В политической тактике Ленина до революции 1917 года можно увидеть напряжённое сосуществование формального признания демократических принципов с жёсткой реальной установкой на контроль и дисциплину, растворение меньшинства в воле большинства. Партийность это требование от члена партии безусловно выполнять требование большинства и делать то, против чего вчера еще ты теоретически выступал.
Это, казалось бы, общее правило жизни в демократии. В либеральной системе действует простое, но важное правило: до принятия закона можно его оспаривать, но после — следует подчиниться. Однако это подчинение не означает капитуляции. В условиях либеральной демократии сохраняется право — и даже обязанность — продолжать борьбу за пересмотр, изменение или отмену закона. Закон здесь не догма, а временное решение, подлежащее критике и обсуждению.
В революционной логике, особенно в условиях, когда партия рассматривает себя как авангард в строительстве нового мира, подобная стратегия воспринимается иначе. Здесь борьба против уже принятого закона — это не проявление гражданской свободы, а потенциальная измена. Критика воспринимается не как часть политической жизни, а как акт саботажа, работа на врага. Любое инакомыслие после голосования выглядит как попытка дестабилизировать строй, поставивший перед собой историческую цель.
Ленин в этом отношении действовал с расчётом. Он не отказывался от идеи многопартийности — формально, теоретически. Но ставил перед ней условие: железная дисциплина, обязательное подчинение большинству. А так как он всегда мыслил себя носителем воли этого большинства, реального политического плюрализма в его модели не предусматривалось. Демократия провозглашалась, но превращалась в инструмент власти — она должна была служить делу, а не быть самоценной.
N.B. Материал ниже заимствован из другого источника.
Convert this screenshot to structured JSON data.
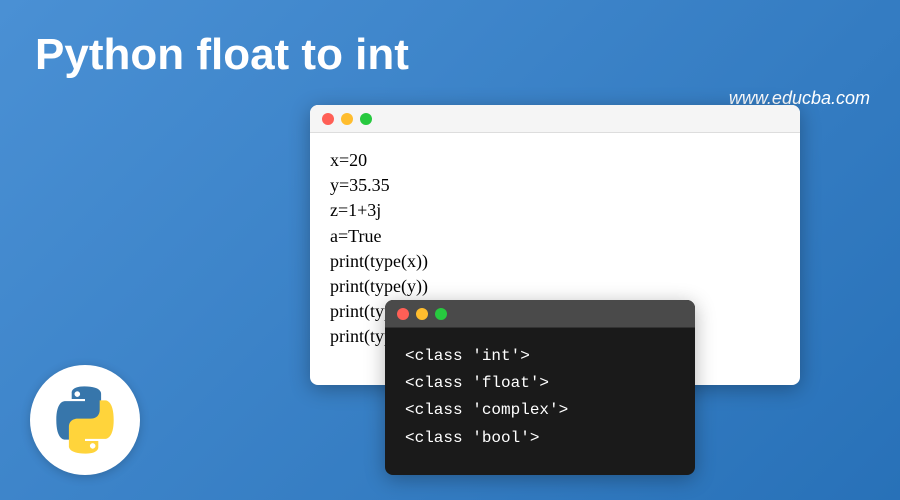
{
  "title": "Python float to int",
  "url": "www.educba.com",
  "code": {
    "line1": "x=20",
    "line2": "y=35.35",
    "line3": "z=1+3j",
    "line4": "a=True",
    "line5": "print(type(x))",
    "line6": "print(type(y))",
    "line7": "print(type(z))",
    "line8": "print(type(a))"
  },
  "terminal": {
    "line1": "<class 'int'>",
    "line2": "<class 'float'>",
    "line3": "<class 'complex'>",
    "line4": "<class 'bool'>"
  }
}
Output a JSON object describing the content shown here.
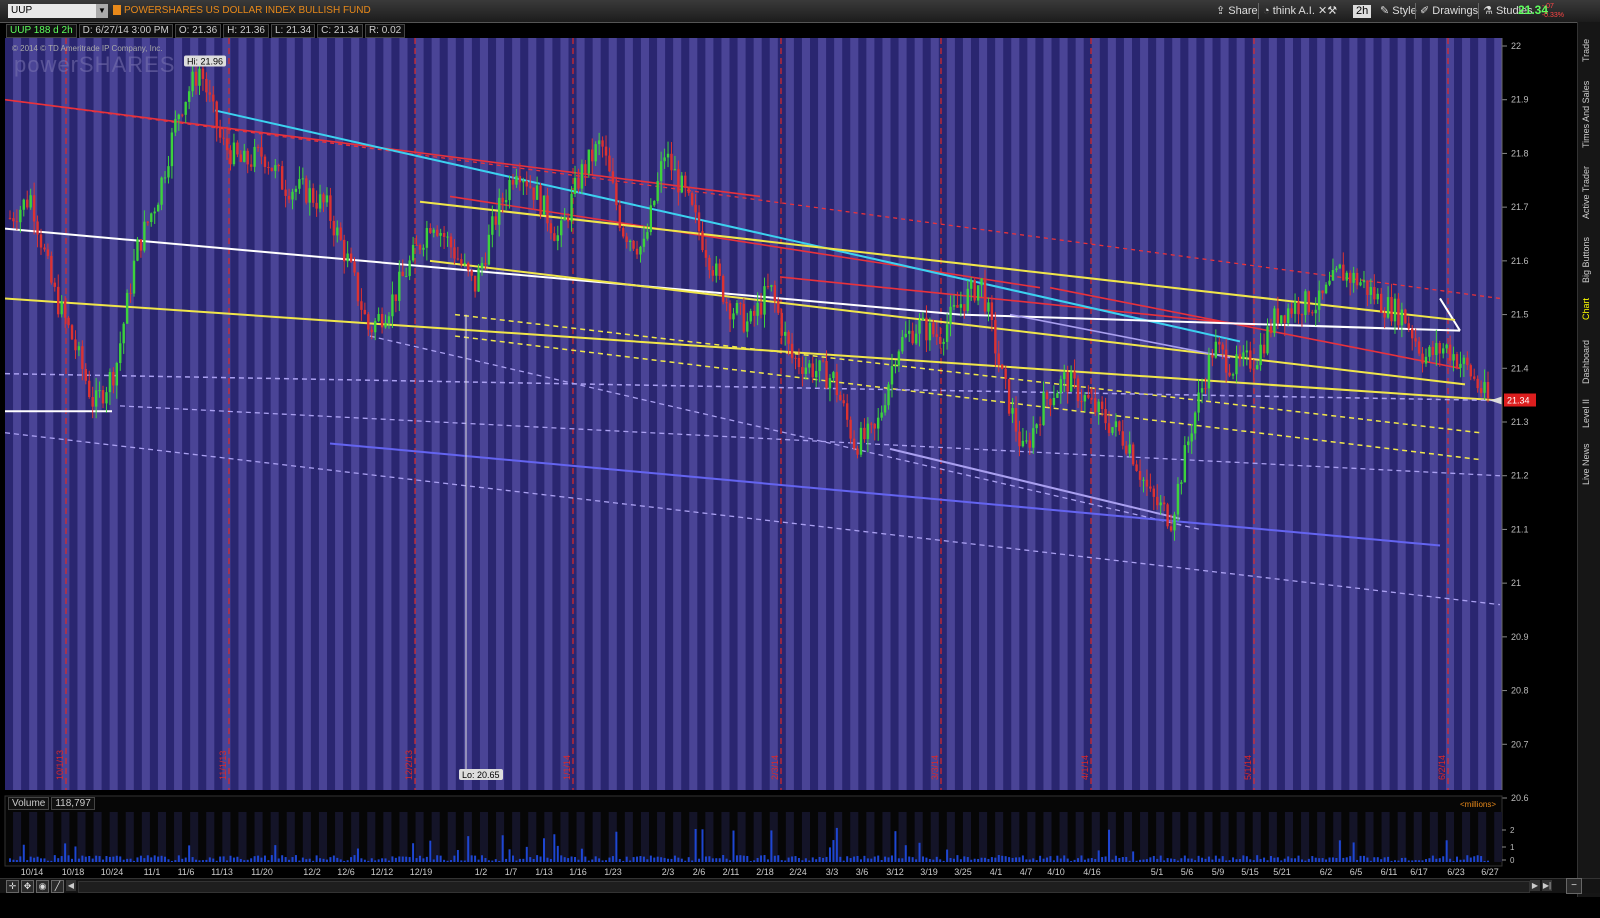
{
  "toolbar": {
    "symbol": "UUP",
    "fund_name": "POWERSHARES US DOLLAR INDEX BULLISH FUND",
    "share": "Share",
    "think": "think A.I.",
    "aggregation": "2h",
    "style": "Style",
    "drawings": "Drawings",
    "studies": "Studies",
    "last_price": "21.34",
    "change_1": "-.07",
    "change_2": "-0.33%"
  },
  "info": {
    "symbol_label": "UUP 188 d 2h",
    "date": "D: 6/27/14 3:00 PM",
    "open": "O: 21.36",
    "high": "H: 21.36",
    "low": "L: 21.34",
    "close": "C: 21.34",
    "range": "R: 0.02",
    "copyright": "© 2014 © TD Ameritrade IP Company, Inc.",
    "watermark": "powerSHARES"
  },
  "right_rail": {
    "tabs": [
      "Trade",
      "Times And Sales",
      "Active Trader",
      "Big Buttons",
      "Chart",
      "Dashboard",
      "Level II",
      "Live News"
    ],
    "active": "Chart"
  },
  "volume": {
    "label": "Volume",
    "value": "118,797",
    "units": "<millions>"
  },
  "colors": {
    "bg_band_a": "#2a2670",
    "bg_band_b": "#4a4496",
    "up": "#3cd23c",
    "down": "#dc3232",
    "white_line": "#ffffff",
    "yellow_line": "#f0e64a",
    "red_line": "#e8323c",
    "cyan_line": "#3cd2f0",
    "blue_line": "#6464f0",
    "lavender_line": "#aaa0f0",
    "price_tag": "#dc1e1e"
  },
  "chart_data": {
    "type": "candlestick",
    "interval": "2h",
    "ylim": [
      20.6,
      22.0
    ],
    "y_ticks": [
      22.0,
      21.9,
      21.8,
      21.7,
      21.6,
      21.5,
      21.4,
      21.3,
      21.2,
      21.1,
      21.0,
      20.9,
      20.8,
      20.7,
      20.6
    ],
    "x_tick_labels": [
      "10/14",
      "10/18",
      "10/24",
      "11/1",
      "11/6",
      "11/13",
      "11/20",
      "12/2",
      "12/6",
      "12/12",
      "12/19",
      "1/2",
      "1/7",
      "1/13",
      "1/16",
      "1/23",
      "2/3",
      "2/6",
      "2/11",
      "2/18",
      "2/24",
      "3/3",
      "3/6",
      "3/12",
      "3/19",
      "3/25",
      "4/1",
      "4/7",
      "4/10",
      "4/16",
      "5/1",
      "5/6",
      "5/9",
      "5/15",
      "5/21",
      "6/2",
      "6/5",
      "6/11",
      "6/17",
      "6/23",
      "6/27"
    ],
    "month_markers": [
      "10/1/13",
      "11/1/13",
      "12/2/13",
      "1/1/14",
      "2/3/14",
      "3/3/14",
      "4/1/14",
      "5/1/14",
      "6/2/14"
    ],
    "annotations": {
      "high_label": "Hi: 21.96",
      "low_label": "Lo: 20.65",
      "current_price_label": "21.34"
    },
    "price_path": [
      [
        "10/14",
        21.68
      ],
      [
        "10/15",
        21.72
      ],
      [
        "10/18",
        21.55
      ],
      [
        "10/21",
        21.45
      ],
      [
        "10/24",
        21.33
      ],
      [
        "10/28",
        21.4
      ],
      [
        "11/1",
        21.62
      ],
      [
        "11/4",
        21.72
      ],
      [
        "11/6",
        21.88
      ],
      [
        "11/8",
        21.96
      ],
      [
        "11/11",
        21.82
      ],
      [
        "11/13",
        21.78
      ],
      [
        "11/18",
        21.8
      ],
      [
        "11/20",
        21.74
      ],
      [
        "11/25",
        21.73
      ],
      [
        "12/2",
        21.7
      ],
      [
        "12/6",
        21.6
      ],
      [
        "12/9",
        21.47
      ],
      [
        "12/12",
        21.52
      ],
      [
        "12/17",
        21.6
      ],
      [
        "12/19",
        21.68
      ],
      [
        "12/23",
        21.62
      ],
      [
        "12/30",
        21.55
      ],
      [
        "1/2",
        21.68
      ],
      [
        "1/7",
        21.78
      ],
      [
        "1/10",
        21.72
      ],
      [
        "1/13",
        21.64
      ],
      [
        "1/16",
        21.76
      ],
      [
        "1/21",
        21.82
      ],
      [
        "1/23",
        21.66
      ],
      [
        "1/28",
        21.62
      ],
      [
        "2/3",
        21.8
      ],
      [
        "2/6",
        21.72
      ],
      [
        "2/11",
        21.62
      ],
      [
        "2/14",
        21.52
      ],
      [
        "2/18",
        21.48
      ],
      [
        "2/24",
        21.55
      ],
      [
        "2/28",
        21.42
      ],
      [
        "3/3",
        21.4
      ],
      [
        "3/6",
        21.38
      ],
      [
        "3/12",
        21.26
      ],
      [
        "3/14",
        21.28
      ],
      [
        "3/19",
        21.44
      ],
      [
        "3/21",
        21.48
      ],
      [
        "3/25",
        21.46
      ],
      [
        "4/1",
        21.52
      ],
      [
        "4/4",
        21.56
      ],
      [
        "4/7",
        21.38
      ],
      [
        "4/10",
        21.24
      ],
      [
        "4/14",
        21.34
      ],
      [
        "4/16",
        21.38
      ],
      [
        "4/22",
        21.34
      ],
      [
        "4/25",
        21.3
      ],
      [
        "5/1",
        21.26
      ],
      [
        "5/5",
        21.16
      ],
      [
        "5/6",
        21.12
      ],
      [
        "5/9",
        21.3
      ],
      [
        "5/13",
        21.44
      ],
      [
        "5/15",
        21.4
      ],
      [
        "5/19",
        21.42
      ],
      [
        "5/21",
        21.5
      ],
      [
        "5/27",
        21.52
      ],
      [
        "6/2",
        21.52
      ],
      [
        "6/5",
        21.58
      ],
      [
        "6/9",
        21.56
      ],
      [
        "6/11",
        21.52
      ],
      [
        "6/17",
        21.5
      ],
      [
        "6/20",
        21.42
      ],
      [
        "6/23",
        21.44
      ],
      [
        "6/26",
        21.4
      ],
      [
        "6/27",
        21.34
      ]
    ]
  }
}
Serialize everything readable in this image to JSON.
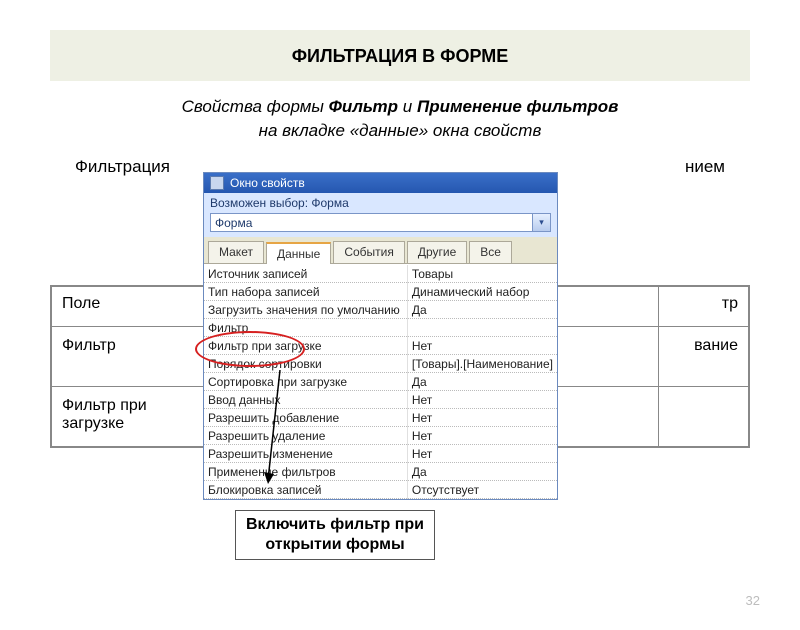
{
  "slide": {
    "title": "ФИЛЬТРАЦИЯ В ФОРМЕ",
    "desc_prefix": "Свойства формы ",
    "desc_b1": "Фильтр",
    "desc_mid": " и ",
    "desc_b2": "Применение фильтров",
    "desc_line2": "на вкладке «данные» окна свойств",
    "filt_left": "Фильтрация",
    "filt_right": "нием",
    "page": "32"
  },
  "bgtable": {
    "h1": "Поле",
    "h2": "тр",
    "r1c1": "Фильтр",
    "r1c2": "вание",
    "r2c1": "Фильтр при загрузке",
    "r2c2": ""
  },
  "win": {
    "title": "Окно свойств",
    "selector_label": "Возможен выбор:  Форма",
    "combo_value": "Форма",
    "tabs": [
      "Макет",
      "Данные",
      "События",
      "Другие",
      "Все"
    ],
    "active_tab": 1,
    "rows": [
      {
        "k": "Источник записей",
        "v": "Товары"
      },
      {
        "k": "Тип набора записей",
        "v": "Динамический набор"
      },
      {
        "k": "Загрузить значения по умолчанию",
        "v": "Да"
      },
      {
        "k": "Фильтр",
        "v": ""
      },
      {
        "k": "Фильтр при загрузке",
        "v": "Нет"
      },
      {
        "k": "Порядок сортировки",
        "v": "[Товары].[Наименование]"
      },
      {
        "k": "Сортировка при загрузке",
        "v": "Да"
      },
      {
        "k": "Ввод данных",
        "v": "Нет"
      },
      {
        "k": "Разрешить добавление",
        "v": "Нет"
      },
      {
        "k": "Разрешить удаление",
        "v": "Нет"
      },
      {
        "k": "Разрешить изменение",
        "v": "Нет"
      },
      {
        "k": "Применение фильтров",
        "v": "Да"
      },
      {
        "k": "Блокировка записей",
        "v": "Отсутствует"
      }
    ]
  },
  "callout": {
    "text": "Включить фильтр при открытии формы"
  }
}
За словами о народном участии скрывалась централизованная структура, где несогласие — особенно после принятия решения — воспринималось как вызов не норме, а самой исторической миссии партии.
В этом была скрытая двойственность: с одной стороны, такая позиция позволяла называть политическую практику демократической, с другой — делала невозможным подлинное политическое соревнование. Участие в игре допускалось, но только по правилам, заранее гарантировавшим победу одной стороны. Демократия мыслилась как инструмент, а не как ценность.
Но формально, в стркутрах идеологии партия провозглашал ценность демократии как таковой. особенно это важно было в услвоих борьбы с мировым капиталом. Большевики не могли просто так сказать: мы против демократии вообще.
Между тем сложные спекуляции о разнице между буржуазной и народной демократией не могли быть поняты широкими массами. В толще масс всегда жила убежденность: Ленин был за демократию.
К 1980-м годам партия, всё ещё опираясь на старый ленинский образ мыслей, начала терпеть урон от того самого демократического мифа, которым когда-то так ловко прикрывалась. Внутри страны возник разрыв между реальностью и официальным образом — между авторитарной системой и обещанием «власти народа». Миф, долгое время служивший бронёй, стал слабым местом.
А вовне, на мировой арене, вера в то, что демократия может быть эффективным оружием идеологической борьбы, обернулась провалом: коммунизм, обёрнутый в демократическую риторику, оказался уязвим перед подлинными демократическими практиками, которые он пытался имитировать.
Итак, смотря из 1991 года, - стратегическая ошибка большеивков состояла в признании ценности демократии, вместо прямого объявления диктатуры, как это было у фашистов. Но смотря из 1917 года, - коммунисты н6е могли даже в теории отказаться от веры в демократии и от знамени демократии. Это нонсенс.